Suddenly Jacques uttered a sharp exclamation. “Mon Dieu!” said he, “it’s plain enough now. Look there!”

Jacques pointed as he spoke to the narrows to which they were now approaching with tremendous speed, which increased every instant. A heavy tree lay directly across the stream, reaching from rock to rock, and placed in such a way that it was impossible for a canoe to descend without being dashed in pieces against it. This was the more curious that no trees grew in the immediate vicinity, so that this one must have been designedly conveyed there.

“There has been foul work here,” said Jacques, in a deep tone. “We must dive, Mr. Charles; there’s no chance any way else, and that’s but a poor one.”

This was true. The rocks on each side rose almost perpendicularly out of the water, so that it was utterly impossible to run ashore, and the only way of escape, as Jacques said, was by diving under the tree, a thing involving great risk, as the stream immediately below was broken by rocks, against which it dashed in foam, and through which the chances of steering one’s way in safety by means of swimming were very slender indeed.

Charley made no reply, but with tightly-compressed lips, and a look of stern resolution on his brow, threw off his coat, and hastily tied his belt tightly round his waist. The canoe was now sweeping forward with lightning speed; in a few minutes it would be dashed to pieces.

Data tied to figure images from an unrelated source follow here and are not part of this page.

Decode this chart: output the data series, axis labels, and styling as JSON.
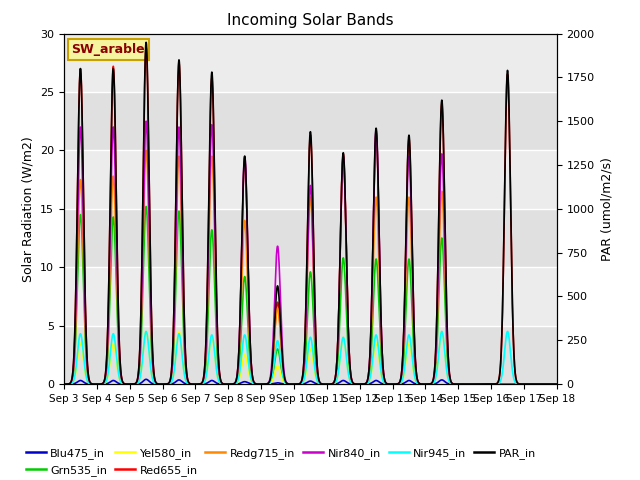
{
  "title": "Incoming Solar Bands",
  "ylabel_left": "Solar Radiation (W/m2)",
  "ylabel_right": "PAR (umol/m2/s)",
  "ylim_left": [
    0,
    30
  ],
  "ylim_right": [
    0,
    2000
  ],
  "bg_light": "#e8e8e8",
  "bg_dark": "#d0d0d0",
  "annotation_text": "SW_arable",
  "annotation_color": "#8b0000",
  "annotation_bg": "#f5f5a0",
  "annotation_border": "#c8a000",
  "series_names": [
    "Blu475_in",
    "Grn535_in",
    "Yel580_in",
    "Red655_in",
    "Redg715_in",
    "Nir840_in",
    "Nir945_in",
    "PAR_in"
  ],
  "series_colors": {
    "Blu475_in": "#0000cd",
    "Grn535_in": "#00cc00",
    "Yel580_in": "#ffff00",
    "Red655_in": "#ff0000",
    "Redg715_in": "#ff8800",
    "Nir840_in": "#cc00cc",
    "Nir945_in": "#00ffff",
    "PAR_in": "#000000"
  },
  "days": [
    3,
    4,
    5,
    6,
    7,
    8,
    9,
    10,
    11,
    12,
    13,
    14,
    15,
    16,
    17,
    18
  ],
  "sigma": 0.09,
  "day_peaks": {
    "Red655_in": [
      27.0,
      27.2,
      28.8,
      27.5,
      26.2,
      19.2,
      7.0,
      21.3,
      19.7,
      21.5,
      21.0,
      24.0,
      0.0,
      26.5,
      0.0,
      0.0
    ],
    "Redg715_in": [
      17.5,
      17.8,
      20.0,
      19.5,
      19.5,
      14.0,
      6.5,
      16.0,
      19.5,
      16.0,
      16.0,
      16.5,
      0.0,
      0.0,
      0.0,
      0.0
    ],
    "Grn535_in": [
      14.5,
      14.3,
      15.2,
      14.8,
      13.2,
      9.2,
      3.0,
      9.6,
      10.8,
      10.7,
      10.7,
      12.5,
      0.0,
      0.0,
      0.0,
      0.0
    ],
    "Nir840_in": [
      22.0,
      22.0,
      22.5,
      22.0,
      22.2,
      19.5,
      11.8,
      17.0,
      19.5,
      21.7,
      19.5,
      19.7,
      0.0,
      0.0,
      0.0,
      0.0
    ],
    "Yel580_in": [
      3.5,
      3.5,
      4.5,
      4.5,
      4.0,
      2.5,
      1.5,
      3.0,
      4.0,
      3.5,
      3.5,
      4.5,
      0.0,
      0.0,
      0.0,
      0.0
    ],
    "Blu475_in": [
      0.3,
      0.3,
      0.4,
      0.35,
      0.3,
      0.2,
      0.1,
      0.25,
      0.3,
      0.3,
      0.3,
      0.35,
      0.0,
      0.0,
      0.0,
      0.0
    ],
    "Nir945_in": [
      4.3,
      4.3,
      4.5,
      4.3,
      4.2,
      4.2,
      3.7,
      4.0,
      4.0,
      4.2,
      4.2,
      4.5,
      0.0,
      4.5,
      0.0,
      0.0
    ],
    "PAR_in": [
      1800,
      1800,
      1950,
      1850,
      1780,
      1300,
      560,
      1440,
      1320,
      1460,
      1420,
      1620,
      0.0,
      1790,
      0.0,
      0.0
    ]
  },
  "legend_order": [
    "Blu475_in",
    "Grn535_in",
    "Yel580_in",
    "Red655_in",
    "Redg715_in",
    "Nir840_in",
    "Nir945_in",
    "PAR_in"
  ]
}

At that moment a shout was heard in the woods, and Redfeather darting out, rushed over the ledge of rock on which one end of the tree rested, seized the trunk in his arms, and exerting all his strength, hurled it over into the river. In doing so he stumbled, and ere he could recover himself a branch caught him under the arm as the tree fell over, and dragged him into the boiling stream. This accident was probably the means of saving his life, for just as he fell the loud report of a gun rang through the woods, and a bullet passed through his cap. For a second or two both man and tree were lost in the foam, while the canoe dashed past in safety. The next instant Wabisca passed the narrows in her small craft, and steered for the tree. Redfeather, who had risen and sunk several times, saw her as she passed, and making a violent effort, he caught hold of the gunwale, and was carried down in safety.

“I’ll tell you what it is,” said Jacques, as the party stood on a rock promontory after the events just narrated: “I would give a dollar to have that fellow’s nose and the sights o’ my rifle in a line at any distance short of two hundred yards.”

“It was Misconna,” said Redfeather. “I did not see him, but there’s not another man in the tribe that could do that.”

“I’m thankful we escaped, Jacques. I never felt so near death before, and had it not been for the timely aid of our friend here, it strikes me that our wild life would have come to an abrupt close.—God bless you, Redfeather,” said Charley, taking the Indian’s hand in both of his and kissing it.

Charley’s ebullition of feeling was natural. He had not yet become used to the dangers of the wilderness so as to treat them with indifference. Jacques, on the other hand, had risked his life so often that escape from danger was treated very much as a matter of course, and called forth little expression of feeling. Still, it must not be inferred from this that his nature had become callous. The backwoodsman’s frame was hard and unyielding as iron, but his heart was as soft still as it was on the day on which he first donned the hunting-shirt, and there was much more of tenderness than met the eye in the squeeze that he gave Redfeather’s hand on landing.